It's a sad day when people who are so clueless about clowning are actually publishing books telling us how to do it, such as this from Eli Simon's "The Art of Clowning" (2009, New York: Palgrave Macmillan): "It's okay not to be funny. Clowns do not have to make people laugh." (p.31)
Simon talks a lot about truthfulness, but there is very little of it in this disappointing book. His haughty dismissals of the "maniacal clown who freaks out the neighourhood" set the tone for a book that has pretensions to superiority: "thsse Bozo-type clowns... are not the soulful clowns you will likely develop using this book." (p.4)
However, the exercises and advice that follow do not measure up to such claims, running along the lines of tired old impro tasks like "take an object and transform it". Hardly a case of "you will be deeply connected to truths rather than just gags" (p.6)

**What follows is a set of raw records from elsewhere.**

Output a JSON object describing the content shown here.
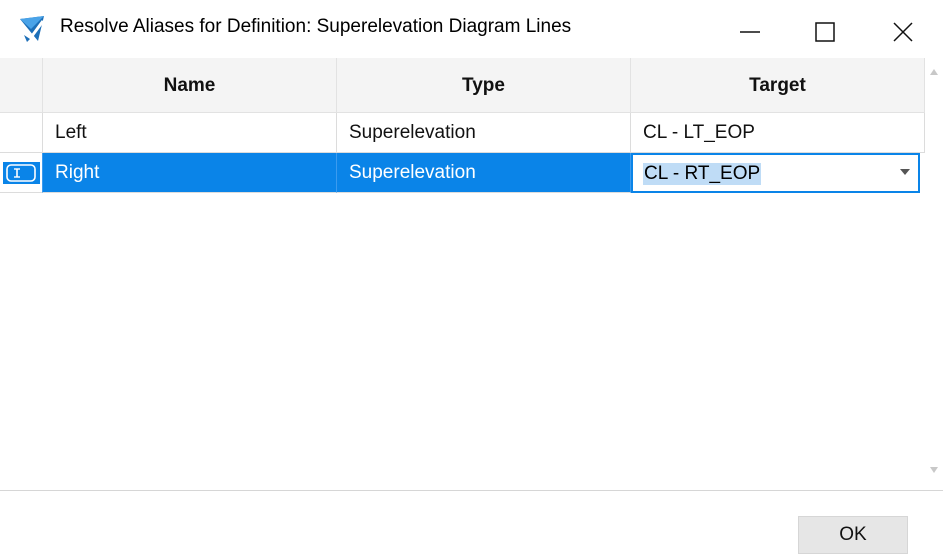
{
  "window": {
    "title": "Resolve Aliases for Definition: Superelevation Diagram Lines",
    "icon": "app-icon",
    "controls": {
      "minimize": "minimize-icon",
      "maximize": "maximize-icon",
      "close": "close-icon"
    }
  },
  "grid": {
    "columns": [
      "Name",
      "Type",
      "Target"
    ],
    "rows": [
      {
        "name": "Left",
        "type": "Superelevation",
        "target": "CL - LT_EOP",
        "selected": false
      },
      {
        "name": "Right",
        "type": "Superelevation",
        "target": "CL - RT_EOP",
        "selected": true
      }
    ]
  },
  "footer": {
    "ok_label": "OK"
  },
  "colors": {
    "selection": "#0a84e8",
    "text_highlight": "#bfdcf6",
    "header_bg": "#f4f4f4"
  }
}
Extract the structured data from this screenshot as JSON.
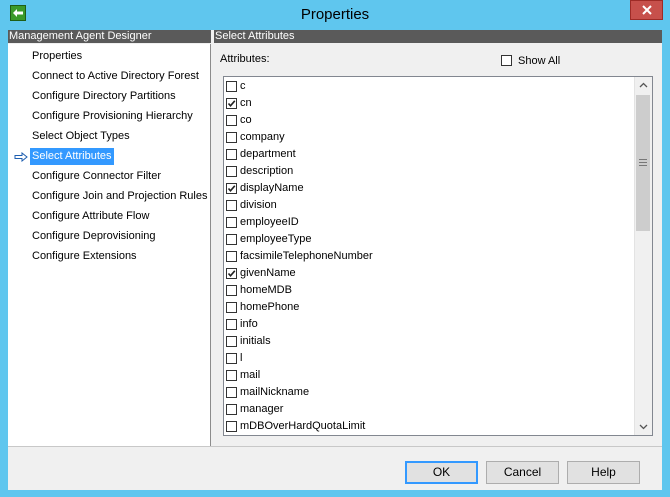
{
  "window": {
    "title": "Properties",
    "accent_color": "#5fc6ee",
    "close_color": "#c7504b"
  },
  "left_pane": {
    "header": "Management Agent Designer",
    "items": [
      {
        "label": "Properties",
        "selected": false
      },
      {
        "label": "Connect to Active Directory Forest",
        "selected": false
      },
      {
        "label": "Configure Directory Partitions",
        "selected": false
      },
      {
        "label": "Configure Provisioning Hierarchy",
        "selected": false
      },
      {
        "label": "Select Object Types",
        "selected": false
      },
      {
        "label": "Select Attributes",
        "selected": true
      },
      {
        "label": "Configure Connector Filter",
        "selected": false
      },
      {
        "label": "Configure Join and Projection Rules",
        "selected": false
      },
      {
        "label": "Configure Attribute Flow",
        "selected": false
      },
      {
        "label": "Configure Deprovisioning",
        "selected": false
      },
      {
        "label": "Configure Extensions",
        "selected": false
      }
    ]
  },
  "right_pane": {
    "header": "Select Attributes",
    "attributes_label": "Attributes:",
    "show_all_label": "Show All",
    "show_all_checked": false,
    "attributes": [
      {
        "name": "c",
        "checked": false
      },
      {
        "name": "cn",
        "checked": true
      },
      {
        "name": "co",
        "checked": false
      },
      {
        "name": "company",
        "checked": false
      },
      {
        "name": "department",
        "checked": false
      },
      {
        "name": "description",
        "checked": false
      },
      {
        "name": "displayName",
        "checked": true
      },
      {
        "name": "division",
        "checked": false
      },
      {
        "name": "employeeID",
        "checked": false
      },
      {
        "name": "employeeType",
        "checked": false
      },
      {
        "name": "facsimileTelephoneNumber",
        "checked": false
      },
      {
        "name": "givenName",
        "checked": true
      },
      {
        "name": "homeMDB",
        "checked": false
      },
      {
        "name": "homePhone",
        "checked": false
      },
      {
        "name": "info",
        "checked": false
      },
      {
        "name": "initials",
        "checked": false
      },
      {
        "name": "l",
        "checked": false
      },
      {
        "name": "mail",
        "checked": false
      },
      {
        "name": "mailNickname",
        "checked": false
      },
      {
        "name": "manager",
        "checked": false
      },
      {
        "name": "mDBOverHardQuotaLimit",
        "checked": false
      }
    ]
  },
  "buttons": {
    "ok": "OK",
    "cancel": "Cancel",
    "help": "Help"
  }
}
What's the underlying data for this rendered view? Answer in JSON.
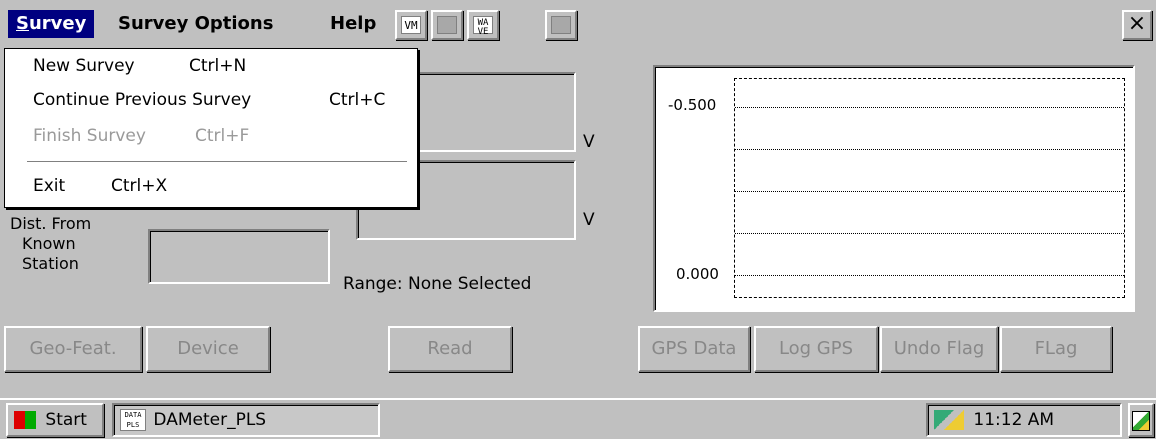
{
  "menubar": {
    "items": [
      "Survey",
      "Survey Options",
      "Help"
    ],
    "toolbar": {
      "vm": "VM",
      "wave": "WA VE"
    },
    "close": "×"
  },
  "dropdown": {
    "items": [
      {
        "label": "New Survey",
        "shortcut": "Ctrl+N",
        "enabled": true
      },
      {
        "label": "Continue Previous Survey",
        "shortcut": "Ctrl+C",
        "enabled": true
      },
      {
        "label": "Finish Survey",
        "shortcut": "Ctrl+F",
        "enabled": false
      },
      {
        "label": "Exit",
        "shortcut": "Ctrl+X",
        "enabled": true
      }
    ]
  },
  "fields": {
    "unit1": "V",
    "unit2": "V",
    "dist_label_1": "Dist. From",
    "dist_label_2": "Known",
    "dist_label_3": "Station",
    "range_text": "Range: None Selected"
  },
  "chart_data": {
    "type": "line",
    "y_ticks": [
      "-0.500",
      "0.000"
    ],
    "series": [],
    "grid": true
  },
  "buttons": {
    "geo_feat": "Geo-Feat.",
    "device": "Device",
    "read": "Read",
    "gps_data": "GPS Data",
    "log_gps": "Log GPS",
    "undo_flag": "Undo Flag",
    "flag": "FLag"
  },
  "taskbar": {
    "start": "Start",
    "app_icon": "DATA PLS",
    "app": "DAMeter_PLS",
    "time": "11:12 AM"
  },
  "colors": {
    "menu_highlight": "#000080",
    "background": "#c0c0c0"
  }
}
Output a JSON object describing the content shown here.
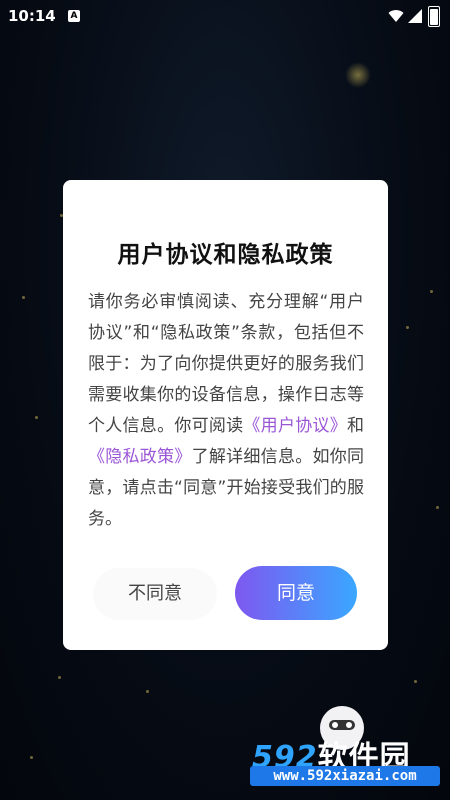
{
  "status_bar": {
    "time": "10:14",
    "notification_glyph": "A",
    "icons": [
      "wifi-icon",
      "signal-icon",
      "battery-icon"
    ]
  },
  "dialog": {
    "title": "用户协议和隐私政策",
    "body": {
      "text_1": "请你务必审慎阅读、充分理解“用户协议”和“隐私政策”条款，包括但不限于：为了向你提供更好的服务我们需要收集你的设备信息，操作日志等个人信息。你可阅读",
      "link_user_agreement": "《用户协议》",
      "text_2": "和",
      "link_privacy_policy": "《隐私政策》",
      "text_3": "了解详细信息。如你同意，请点击“同意”开始接受我们的服务。"
    },
    "disagree_label": "不同意",
    "agree_label": "同意"
  },
  "colors": {
    "link": "#9b56d6",
    "agree_gradient_start": "#7e58f0",
    "agree_gradient_end": "#3aa7ff"
  },
  "watermark": {
    "logo_number": "592",
    "logo_text": "软件园",
    "url": "www.592xiazai.com"
  }
}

I fear that there will be many who will use this book as their bible, delighted to be relieved of the responsibility of actually being funny, and will fool themselves into believing that their uninteresting and formless work is full of truth. In other words, it may contribute to the continued lowering of standards in clowning today. Books sometimes do have an effect, as we aw a few years back in Spain with Jesús Jara's "El Clown: un Navegante de las Emociones", which resembles Simon's work in its insipidness and false claims to deep insight, and has misled countless clown students.